La pluie tomba toute la nuit, abondamment, et le matin il souffla du nord-ouest un vent d’hiver qui emporta et dispersa les nuages. Malgré tout, le soleil n’était pas encore levé, ni la dernière étoile disparue, que je m’en allai jusqu’à la rivière où je fis un plongeon dans un endroit calme et profond. Tout revigoré de mon bain, j’allai m’asseoir à nouveau devant le feu, que je bourrai, et examinai sérieusement ma situation.

L’inimitié de mon oncle ne faisait plus de doute. Sans conteste, je tenais ma vie entre mes mains, car il n’épargnerait rien pour venir à bout de me supprimer. Mais j’étais jeune et hardi, et comme beaucoup de jeunes gens élevés à la campagne, j’avais une haute opinion de mon habileté.

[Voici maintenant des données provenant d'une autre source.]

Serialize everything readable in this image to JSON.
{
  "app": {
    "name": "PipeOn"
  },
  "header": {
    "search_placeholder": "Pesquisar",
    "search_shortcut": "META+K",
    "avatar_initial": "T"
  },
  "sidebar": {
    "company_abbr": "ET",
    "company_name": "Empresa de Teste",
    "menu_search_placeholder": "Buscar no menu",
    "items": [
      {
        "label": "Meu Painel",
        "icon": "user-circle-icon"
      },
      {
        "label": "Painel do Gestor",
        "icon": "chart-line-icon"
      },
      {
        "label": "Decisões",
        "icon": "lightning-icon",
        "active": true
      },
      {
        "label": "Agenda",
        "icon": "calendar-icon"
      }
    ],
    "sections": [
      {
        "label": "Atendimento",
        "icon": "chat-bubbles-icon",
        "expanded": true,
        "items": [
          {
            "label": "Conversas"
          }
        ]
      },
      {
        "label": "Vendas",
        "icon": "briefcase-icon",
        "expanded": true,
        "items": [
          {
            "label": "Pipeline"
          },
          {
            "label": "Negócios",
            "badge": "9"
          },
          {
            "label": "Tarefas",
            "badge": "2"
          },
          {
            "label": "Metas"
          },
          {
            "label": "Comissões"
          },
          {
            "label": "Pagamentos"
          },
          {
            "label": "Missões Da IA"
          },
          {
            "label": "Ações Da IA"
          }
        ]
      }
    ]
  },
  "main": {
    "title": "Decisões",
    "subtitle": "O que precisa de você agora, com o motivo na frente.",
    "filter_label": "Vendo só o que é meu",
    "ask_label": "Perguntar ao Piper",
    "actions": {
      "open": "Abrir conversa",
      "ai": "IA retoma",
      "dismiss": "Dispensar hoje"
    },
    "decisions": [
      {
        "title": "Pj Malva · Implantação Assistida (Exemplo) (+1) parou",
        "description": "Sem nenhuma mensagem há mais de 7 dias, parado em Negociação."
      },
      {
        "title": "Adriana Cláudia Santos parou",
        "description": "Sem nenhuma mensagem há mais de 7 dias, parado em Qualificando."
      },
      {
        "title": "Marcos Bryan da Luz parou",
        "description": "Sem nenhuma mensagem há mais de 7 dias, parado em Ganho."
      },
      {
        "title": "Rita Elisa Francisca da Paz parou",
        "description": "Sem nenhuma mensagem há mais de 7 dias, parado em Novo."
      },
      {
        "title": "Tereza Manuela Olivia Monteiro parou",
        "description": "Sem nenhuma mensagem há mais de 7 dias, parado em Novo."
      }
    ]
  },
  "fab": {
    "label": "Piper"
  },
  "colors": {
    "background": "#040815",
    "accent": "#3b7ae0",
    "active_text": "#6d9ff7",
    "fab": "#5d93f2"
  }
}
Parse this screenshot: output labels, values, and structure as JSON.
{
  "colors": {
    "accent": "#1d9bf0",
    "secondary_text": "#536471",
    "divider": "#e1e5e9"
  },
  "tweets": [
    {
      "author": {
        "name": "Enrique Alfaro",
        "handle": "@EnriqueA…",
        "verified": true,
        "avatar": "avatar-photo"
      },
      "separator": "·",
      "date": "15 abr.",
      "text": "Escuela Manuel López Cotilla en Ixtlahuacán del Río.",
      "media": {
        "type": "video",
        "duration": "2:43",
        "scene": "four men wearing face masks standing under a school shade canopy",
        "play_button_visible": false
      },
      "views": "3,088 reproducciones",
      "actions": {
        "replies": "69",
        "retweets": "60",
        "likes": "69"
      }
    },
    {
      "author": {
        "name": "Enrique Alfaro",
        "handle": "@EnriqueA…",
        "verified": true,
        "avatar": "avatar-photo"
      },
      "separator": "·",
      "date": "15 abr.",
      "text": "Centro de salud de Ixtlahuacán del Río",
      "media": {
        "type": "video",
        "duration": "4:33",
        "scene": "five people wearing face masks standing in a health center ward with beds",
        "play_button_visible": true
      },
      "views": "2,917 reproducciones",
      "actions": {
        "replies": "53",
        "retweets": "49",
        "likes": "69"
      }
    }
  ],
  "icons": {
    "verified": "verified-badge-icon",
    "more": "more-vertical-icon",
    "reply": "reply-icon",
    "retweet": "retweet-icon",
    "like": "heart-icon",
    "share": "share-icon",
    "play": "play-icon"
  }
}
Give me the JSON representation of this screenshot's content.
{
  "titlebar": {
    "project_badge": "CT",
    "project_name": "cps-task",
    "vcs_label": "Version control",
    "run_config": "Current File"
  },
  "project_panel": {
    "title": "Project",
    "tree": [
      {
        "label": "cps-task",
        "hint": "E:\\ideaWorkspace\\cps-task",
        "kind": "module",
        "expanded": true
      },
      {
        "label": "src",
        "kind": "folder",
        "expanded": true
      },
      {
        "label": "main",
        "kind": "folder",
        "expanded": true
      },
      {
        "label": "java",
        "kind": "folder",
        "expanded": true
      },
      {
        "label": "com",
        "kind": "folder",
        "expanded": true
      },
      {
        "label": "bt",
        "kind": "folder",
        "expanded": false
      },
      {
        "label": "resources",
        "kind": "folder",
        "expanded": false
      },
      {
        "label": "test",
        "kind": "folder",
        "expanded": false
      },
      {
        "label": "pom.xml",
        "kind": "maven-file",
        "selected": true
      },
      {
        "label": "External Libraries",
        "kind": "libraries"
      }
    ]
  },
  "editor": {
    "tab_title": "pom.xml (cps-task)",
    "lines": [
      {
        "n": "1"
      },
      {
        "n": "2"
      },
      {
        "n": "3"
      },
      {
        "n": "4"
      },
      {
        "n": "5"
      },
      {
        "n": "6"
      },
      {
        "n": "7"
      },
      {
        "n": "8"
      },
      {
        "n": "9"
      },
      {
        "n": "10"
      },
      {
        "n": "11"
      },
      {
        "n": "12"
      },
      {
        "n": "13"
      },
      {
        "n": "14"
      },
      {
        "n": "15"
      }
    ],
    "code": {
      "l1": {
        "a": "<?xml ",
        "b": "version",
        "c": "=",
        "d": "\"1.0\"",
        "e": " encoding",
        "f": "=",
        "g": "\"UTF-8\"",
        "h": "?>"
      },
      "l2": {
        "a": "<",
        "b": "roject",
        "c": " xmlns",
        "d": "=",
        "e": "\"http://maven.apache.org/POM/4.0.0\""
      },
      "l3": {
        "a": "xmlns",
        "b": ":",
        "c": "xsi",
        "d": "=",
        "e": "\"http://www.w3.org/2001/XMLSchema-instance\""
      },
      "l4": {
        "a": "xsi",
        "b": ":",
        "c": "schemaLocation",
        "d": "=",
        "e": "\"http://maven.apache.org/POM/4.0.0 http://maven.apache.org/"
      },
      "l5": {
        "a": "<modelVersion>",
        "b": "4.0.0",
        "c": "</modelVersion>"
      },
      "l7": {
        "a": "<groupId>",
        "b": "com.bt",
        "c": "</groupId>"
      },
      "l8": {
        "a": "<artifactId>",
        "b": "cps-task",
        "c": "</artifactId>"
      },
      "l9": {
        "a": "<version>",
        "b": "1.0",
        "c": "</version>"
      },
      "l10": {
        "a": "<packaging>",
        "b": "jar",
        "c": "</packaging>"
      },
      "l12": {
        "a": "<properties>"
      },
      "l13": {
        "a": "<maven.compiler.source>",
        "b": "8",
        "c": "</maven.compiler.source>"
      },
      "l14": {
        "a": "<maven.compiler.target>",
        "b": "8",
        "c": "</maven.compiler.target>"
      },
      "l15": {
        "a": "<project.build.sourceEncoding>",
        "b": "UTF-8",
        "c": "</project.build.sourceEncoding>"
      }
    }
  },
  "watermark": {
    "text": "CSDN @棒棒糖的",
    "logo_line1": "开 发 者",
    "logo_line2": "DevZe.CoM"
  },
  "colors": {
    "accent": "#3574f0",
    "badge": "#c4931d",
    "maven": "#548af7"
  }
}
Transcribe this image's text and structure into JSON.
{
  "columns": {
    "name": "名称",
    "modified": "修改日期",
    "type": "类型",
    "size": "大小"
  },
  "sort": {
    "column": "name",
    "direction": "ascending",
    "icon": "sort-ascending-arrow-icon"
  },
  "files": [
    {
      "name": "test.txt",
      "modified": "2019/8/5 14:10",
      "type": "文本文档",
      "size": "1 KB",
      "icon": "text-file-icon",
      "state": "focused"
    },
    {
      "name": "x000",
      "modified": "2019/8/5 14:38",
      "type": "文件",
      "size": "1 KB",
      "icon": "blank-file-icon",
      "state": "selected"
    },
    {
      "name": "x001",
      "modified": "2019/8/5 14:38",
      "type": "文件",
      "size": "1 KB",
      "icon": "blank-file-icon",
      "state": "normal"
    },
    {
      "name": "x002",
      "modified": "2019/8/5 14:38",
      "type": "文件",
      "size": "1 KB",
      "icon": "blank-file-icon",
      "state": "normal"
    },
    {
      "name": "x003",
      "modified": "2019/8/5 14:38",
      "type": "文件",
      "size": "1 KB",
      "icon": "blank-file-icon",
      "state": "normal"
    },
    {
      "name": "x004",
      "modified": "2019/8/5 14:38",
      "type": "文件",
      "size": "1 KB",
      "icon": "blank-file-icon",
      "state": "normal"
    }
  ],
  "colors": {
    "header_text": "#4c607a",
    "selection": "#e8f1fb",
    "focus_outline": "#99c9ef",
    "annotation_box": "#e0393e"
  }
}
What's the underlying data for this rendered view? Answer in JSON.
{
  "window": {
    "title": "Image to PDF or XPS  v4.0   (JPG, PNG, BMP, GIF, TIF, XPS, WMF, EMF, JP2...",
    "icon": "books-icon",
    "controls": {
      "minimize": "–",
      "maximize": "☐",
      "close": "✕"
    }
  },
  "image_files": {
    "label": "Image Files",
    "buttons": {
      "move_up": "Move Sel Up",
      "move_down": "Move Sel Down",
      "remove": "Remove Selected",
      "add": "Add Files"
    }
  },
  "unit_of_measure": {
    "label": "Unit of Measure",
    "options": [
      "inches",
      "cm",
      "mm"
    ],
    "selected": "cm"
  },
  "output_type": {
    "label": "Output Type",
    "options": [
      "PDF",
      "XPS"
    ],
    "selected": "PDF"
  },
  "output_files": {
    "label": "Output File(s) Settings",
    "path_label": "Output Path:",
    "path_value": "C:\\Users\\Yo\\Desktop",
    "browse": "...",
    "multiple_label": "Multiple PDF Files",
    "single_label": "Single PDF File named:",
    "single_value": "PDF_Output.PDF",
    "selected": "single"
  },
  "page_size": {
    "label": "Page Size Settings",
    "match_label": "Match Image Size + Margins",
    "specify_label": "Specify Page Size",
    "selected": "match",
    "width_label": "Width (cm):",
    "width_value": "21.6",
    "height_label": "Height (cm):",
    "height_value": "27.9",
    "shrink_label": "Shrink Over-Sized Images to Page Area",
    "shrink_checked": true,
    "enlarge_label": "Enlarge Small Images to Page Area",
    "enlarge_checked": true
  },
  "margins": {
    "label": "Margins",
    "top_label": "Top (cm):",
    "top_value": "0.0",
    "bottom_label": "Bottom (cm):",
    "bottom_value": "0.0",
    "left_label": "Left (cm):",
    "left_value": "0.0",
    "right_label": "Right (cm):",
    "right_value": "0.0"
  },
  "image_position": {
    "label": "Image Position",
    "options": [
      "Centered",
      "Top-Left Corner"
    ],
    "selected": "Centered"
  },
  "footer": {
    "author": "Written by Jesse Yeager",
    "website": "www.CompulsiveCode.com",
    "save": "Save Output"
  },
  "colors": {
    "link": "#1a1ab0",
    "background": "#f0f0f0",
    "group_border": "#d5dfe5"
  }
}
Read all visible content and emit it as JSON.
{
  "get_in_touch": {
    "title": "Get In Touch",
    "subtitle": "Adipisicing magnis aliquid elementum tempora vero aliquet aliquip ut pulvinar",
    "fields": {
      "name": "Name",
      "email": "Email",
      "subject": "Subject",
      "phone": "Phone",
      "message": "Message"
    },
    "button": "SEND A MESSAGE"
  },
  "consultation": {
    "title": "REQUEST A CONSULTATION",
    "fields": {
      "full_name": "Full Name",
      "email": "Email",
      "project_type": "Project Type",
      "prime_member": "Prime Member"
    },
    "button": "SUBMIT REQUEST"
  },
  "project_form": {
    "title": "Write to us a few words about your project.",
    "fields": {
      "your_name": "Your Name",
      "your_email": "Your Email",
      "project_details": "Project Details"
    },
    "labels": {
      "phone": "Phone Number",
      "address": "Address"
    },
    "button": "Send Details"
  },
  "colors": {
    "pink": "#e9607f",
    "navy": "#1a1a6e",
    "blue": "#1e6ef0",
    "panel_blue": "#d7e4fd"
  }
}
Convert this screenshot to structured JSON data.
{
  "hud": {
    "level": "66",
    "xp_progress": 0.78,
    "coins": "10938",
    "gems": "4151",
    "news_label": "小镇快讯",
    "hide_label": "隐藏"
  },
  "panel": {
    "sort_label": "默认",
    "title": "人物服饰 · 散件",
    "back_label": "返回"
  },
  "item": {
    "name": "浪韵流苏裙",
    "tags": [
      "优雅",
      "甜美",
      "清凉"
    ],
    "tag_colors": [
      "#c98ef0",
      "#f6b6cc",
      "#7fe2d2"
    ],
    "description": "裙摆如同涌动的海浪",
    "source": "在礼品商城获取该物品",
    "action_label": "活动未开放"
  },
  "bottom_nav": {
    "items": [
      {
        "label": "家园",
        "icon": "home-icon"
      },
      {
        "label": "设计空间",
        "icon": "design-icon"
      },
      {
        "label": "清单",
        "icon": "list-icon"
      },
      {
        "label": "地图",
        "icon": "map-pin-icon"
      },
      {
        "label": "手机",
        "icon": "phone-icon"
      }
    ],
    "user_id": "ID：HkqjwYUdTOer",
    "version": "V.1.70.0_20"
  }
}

J’étais venu frapper à sa porte, ne valant guère mieux qu’un mendiant, et à peine plus qu’un enfant ; il m’avait accueilli par la trahison et la violence ; et ce serait une belle revanche que de prendre à mon tour le dessus et de le mener comme un mouton.

J’étais là, le genou entre les mains, et souriant au feu. Je me voyais en imagination lui tirer ses secrets l’un après l’autre et m’impatroniser finalement chez lui comme son maître et seigneur. Le sorcier d’Essendean avait, dit-on, fabriqué un miroir dans lequel on lisait l’avenir ; ce miroir devait être fait d’autre substance que de charbon flambant ; car entre toutes les figures et les tableaux que je vis défiler devant mes yeux, il ne s’offrit pas un navire ni un matelot à bonnet de fourrure, ni une matraque réservée à ma folle tête, ni la moindre apparence de ces tribulations prêtes à fondre sur moi.

À la fin, tout gonflé de mes imaginations, je montai à l’étage, mettre en liberté mon prisonnier. Quand mon oncle fut levé, il me souhaita le bonjour poliment, et je lui répondis avec un sourire de hautaine suffisance. Peu après, nous étions assis à déjeuner, tout comme la veille.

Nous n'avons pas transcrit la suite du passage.